Paved open space in central Beijing (Peking), China, the largest public square in the world (area 0.4 sq km/0.14 sq mi). On 3-4 June 1989 more than 1,000 unarmed protesters were killed by government troops in a massacre that crushed China's emerging pro-democracy movement.
Hundreds of thousands of demonstrators had occupied the square from early May, calling for political reform and the resignation of the communist leadership. They were led by students, 3,000 of whom staged a hunger strike in the square. The massacre that followed was sanctioned by the old guard of leaders, including Deng Xiaoping. See also China, Tiananmen Square massacre.

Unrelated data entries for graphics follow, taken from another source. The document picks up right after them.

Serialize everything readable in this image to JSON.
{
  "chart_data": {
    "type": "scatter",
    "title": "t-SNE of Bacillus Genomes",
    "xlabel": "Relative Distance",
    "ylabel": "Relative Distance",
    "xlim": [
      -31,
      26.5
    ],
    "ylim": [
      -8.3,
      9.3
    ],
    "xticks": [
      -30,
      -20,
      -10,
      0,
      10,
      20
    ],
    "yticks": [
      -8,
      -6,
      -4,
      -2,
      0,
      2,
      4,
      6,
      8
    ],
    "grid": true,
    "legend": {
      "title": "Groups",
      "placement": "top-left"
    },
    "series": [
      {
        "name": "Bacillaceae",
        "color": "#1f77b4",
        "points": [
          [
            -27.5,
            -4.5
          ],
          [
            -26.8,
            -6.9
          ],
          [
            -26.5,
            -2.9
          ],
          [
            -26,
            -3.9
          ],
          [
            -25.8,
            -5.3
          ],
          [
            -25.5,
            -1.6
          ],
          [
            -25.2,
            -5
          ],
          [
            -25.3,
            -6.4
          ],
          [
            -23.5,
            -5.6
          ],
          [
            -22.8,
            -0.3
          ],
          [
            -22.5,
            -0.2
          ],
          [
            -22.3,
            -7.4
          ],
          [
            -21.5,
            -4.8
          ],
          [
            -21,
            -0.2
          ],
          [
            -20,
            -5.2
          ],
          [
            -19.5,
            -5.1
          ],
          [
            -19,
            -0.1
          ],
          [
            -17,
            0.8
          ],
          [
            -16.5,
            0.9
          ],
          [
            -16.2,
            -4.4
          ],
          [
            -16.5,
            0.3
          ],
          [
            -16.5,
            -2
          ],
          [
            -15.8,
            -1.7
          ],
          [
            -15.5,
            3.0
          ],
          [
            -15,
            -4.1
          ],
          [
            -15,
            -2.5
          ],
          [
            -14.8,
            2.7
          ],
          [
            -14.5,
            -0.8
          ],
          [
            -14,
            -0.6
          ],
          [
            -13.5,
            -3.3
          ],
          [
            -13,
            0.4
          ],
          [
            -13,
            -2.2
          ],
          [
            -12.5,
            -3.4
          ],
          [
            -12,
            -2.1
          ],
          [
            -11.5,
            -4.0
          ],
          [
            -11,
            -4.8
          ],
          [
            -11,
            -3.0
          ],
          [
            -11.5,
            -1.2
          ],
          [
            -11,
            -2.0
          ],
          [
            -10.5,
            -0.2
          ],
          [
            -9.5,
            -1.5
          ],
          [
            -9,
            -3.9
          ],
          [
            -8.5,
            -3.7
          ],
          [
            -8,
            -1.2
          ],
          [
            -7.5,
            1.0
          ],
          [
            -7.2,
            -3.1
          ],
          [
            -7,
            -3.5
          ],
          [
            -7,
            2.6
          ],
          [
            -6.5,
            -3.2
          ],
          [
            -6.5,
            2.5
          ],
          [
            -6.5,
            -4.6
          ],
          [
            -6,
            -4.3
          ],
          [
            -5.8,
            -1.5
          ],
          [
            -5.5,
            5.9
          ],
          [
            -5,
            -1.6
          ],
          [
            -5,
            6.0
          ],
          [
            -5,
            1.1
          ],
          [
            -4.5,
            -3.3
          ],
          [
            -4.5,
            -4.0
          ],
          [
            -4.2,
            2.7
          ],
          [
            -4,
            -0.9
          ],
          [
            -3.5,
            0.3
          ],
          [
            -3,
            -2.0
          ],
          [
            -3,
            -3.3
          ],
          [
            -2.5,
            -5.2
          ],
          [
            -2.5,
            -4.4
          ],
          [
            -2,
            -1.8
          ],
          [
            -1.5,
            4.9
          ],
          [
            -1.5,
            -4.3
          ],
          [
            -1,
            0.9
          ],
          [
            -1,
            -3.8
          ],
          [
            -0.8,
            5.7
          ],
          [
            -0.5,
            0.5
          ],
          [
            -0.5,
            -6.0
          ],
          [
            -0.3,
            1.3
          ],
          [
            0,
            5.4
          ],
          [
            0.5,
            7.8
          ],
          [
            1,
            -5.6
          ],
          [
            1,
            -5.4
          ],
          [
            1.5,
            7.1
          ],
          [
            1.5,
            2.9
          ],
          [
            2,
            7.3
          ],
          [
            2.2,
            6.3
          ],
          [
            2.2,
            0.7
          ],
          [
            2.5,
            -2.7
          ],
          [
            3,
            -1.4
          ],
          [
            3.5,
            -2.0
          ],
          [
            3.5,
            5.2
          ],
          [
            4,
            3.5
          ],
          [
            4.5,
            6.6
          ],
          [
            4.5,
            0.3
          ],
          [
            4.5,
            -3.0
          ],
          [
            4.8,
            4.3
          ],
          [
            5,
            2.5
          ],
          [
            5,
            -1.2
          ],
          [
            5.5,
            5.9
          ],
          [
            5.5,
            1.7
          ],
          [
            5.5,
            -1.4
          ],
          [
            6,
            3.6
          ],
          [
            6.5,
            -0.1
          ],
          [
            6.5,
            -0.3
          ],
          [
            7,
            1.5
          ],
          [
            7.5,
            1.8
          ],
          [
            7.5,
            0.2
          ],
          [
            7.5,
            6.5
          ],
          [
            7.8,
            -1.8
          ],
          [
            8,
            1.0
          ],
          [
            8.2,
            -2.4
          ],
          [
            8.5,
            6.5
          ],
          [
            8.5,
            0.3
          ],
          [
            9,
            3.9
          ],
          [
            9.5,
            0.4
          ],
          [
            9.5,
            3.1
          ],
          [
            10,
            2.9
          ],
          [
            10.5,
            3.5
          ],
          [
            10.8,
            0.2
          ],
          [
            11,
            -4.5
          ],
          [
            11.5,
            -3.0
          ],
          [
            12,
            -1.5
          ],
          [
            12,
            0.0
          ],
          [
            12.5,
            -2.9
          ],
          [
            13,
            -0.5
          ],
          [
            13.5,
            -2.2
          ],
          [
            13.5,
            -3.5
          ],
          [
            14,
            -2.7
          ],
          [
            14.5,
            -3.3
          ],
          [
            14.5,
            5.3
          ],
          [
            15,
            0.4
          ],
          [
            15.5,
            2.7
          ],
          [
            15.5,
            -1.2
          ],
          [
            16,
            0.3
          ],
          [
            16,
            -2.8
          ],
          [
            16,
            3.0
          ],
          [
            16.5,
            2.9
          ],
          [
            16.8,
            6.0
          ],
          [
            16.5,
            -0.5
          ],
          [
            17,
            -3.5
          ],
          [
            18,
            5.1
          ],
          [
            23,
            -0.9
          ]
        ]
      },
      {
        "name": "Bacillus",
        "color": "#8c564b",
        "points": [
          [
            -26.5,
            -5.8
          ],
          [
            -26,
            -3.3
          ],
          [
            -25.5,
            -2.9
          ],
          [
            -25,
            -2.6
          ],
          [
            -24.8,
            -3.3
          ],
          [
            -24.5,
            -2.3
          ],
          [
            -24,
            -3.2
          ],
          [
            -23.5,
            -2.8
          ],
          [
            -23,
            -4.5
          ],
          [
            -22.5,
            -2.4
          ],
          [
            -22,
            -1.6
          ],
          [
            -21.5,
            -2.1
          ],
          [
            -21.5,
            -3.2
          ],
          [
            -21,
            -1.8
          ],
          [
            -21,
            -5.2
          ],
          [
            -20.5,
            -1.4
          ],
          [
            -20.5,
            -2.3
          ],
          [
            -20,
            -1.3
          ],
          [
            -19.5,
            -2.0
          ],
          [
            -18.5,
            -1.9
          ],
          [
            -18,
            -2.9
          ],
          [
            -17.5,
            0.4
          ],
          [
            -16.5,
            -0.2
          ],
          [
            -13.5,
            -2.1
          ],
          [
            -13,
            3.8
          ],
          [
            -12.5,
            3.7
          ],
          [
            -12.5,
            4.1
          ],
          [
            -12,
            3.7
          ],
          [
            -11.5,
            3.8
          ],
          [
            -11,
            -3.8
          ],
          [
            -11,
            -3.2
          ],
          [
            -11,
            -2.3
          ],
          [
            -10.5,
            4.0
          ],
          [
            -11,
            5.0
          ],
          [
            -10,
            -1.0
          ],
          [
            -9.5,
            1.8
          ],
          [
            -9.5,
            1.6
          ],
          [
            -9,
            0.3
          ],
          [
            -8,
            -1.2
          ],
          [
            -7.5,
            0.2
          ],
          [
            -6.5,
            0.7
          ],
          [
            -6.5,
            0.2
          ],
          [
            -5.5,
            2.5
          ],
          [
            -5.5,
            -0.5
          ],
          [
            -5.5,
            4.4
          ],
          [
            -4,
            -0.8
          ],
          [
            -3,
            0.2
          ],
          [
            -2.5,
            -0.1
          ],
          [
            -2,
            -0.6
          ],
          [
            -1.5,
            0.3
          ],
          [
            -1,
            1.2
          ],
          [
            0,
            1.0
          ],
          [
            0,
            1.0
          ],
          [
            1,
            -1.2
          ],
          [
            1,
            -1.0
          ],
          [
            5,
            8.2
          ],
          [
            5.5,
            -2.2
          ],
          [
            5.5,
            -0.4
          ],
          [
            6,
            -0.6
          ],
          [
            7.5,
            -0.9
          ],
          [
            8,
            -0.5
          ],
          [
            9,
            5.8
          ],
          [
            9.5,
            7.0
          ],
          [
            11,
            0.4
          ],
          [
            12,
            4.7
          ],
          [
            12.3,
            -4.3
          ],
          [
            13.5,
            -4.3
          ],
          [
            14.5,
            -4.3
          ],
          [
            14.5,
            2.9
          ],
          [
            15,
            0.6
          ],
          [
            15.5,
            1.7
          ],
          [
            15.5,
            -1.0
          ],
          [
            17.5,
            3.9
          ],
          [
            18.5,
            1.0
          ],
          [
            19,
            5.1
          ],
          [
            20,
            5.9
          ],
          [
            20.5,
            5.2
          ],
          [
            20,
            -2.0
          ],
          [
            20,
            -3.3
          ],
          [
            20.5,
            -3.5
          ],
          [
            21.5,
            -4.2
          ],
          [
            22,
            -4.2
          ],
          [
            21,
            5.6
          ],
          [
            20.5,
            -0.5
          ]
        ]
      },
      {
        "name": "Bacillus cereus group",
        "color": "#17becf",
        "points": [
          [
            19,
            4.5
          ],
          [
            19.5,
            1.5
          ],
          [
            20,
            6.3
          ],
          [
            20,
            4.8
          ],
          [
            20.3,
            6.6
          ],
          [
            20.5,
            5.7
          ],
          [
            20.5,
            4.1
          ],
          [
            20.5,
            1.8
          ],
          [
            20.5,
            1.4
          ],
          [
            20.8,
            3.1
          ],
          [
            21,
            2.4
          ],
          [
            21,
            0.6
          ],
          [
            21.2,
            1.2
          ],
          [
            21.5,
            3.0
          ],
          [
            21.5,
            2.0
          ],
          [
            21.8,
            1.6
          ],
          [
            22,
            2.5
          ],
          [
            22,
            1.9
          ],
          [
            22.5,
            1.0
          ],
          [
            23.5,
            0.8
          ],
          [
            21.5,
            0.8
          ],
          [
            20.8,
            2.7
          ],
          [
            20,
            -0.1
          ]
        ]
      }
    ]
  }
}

Tenth anniversary of the massacre
China prepared for the tenth anniversary of the Tiananmen Square killings by blocking access to some Internet sites and closing some foreign television channels. In an unprecedented legal action, an underground network of families who lost relatives in the massacre submitted evidence to a Chinese court demanding a criminal investigation into the role played by troops and officials. While the action's chances of success in Peking were slim, the organization would pledge simultaneously to champion it in the international courts.
While security forces on the Chinese mainland ensured there would be no mass gathering to commemorate the Tiananmen anniversary, officials in Hong Kong did nothing to stop the traditional rally marking the event. The Hong Kong government was committed to introducing antisubversion legislation, but it was proceeding with caution because of the backlash such laws would provoke.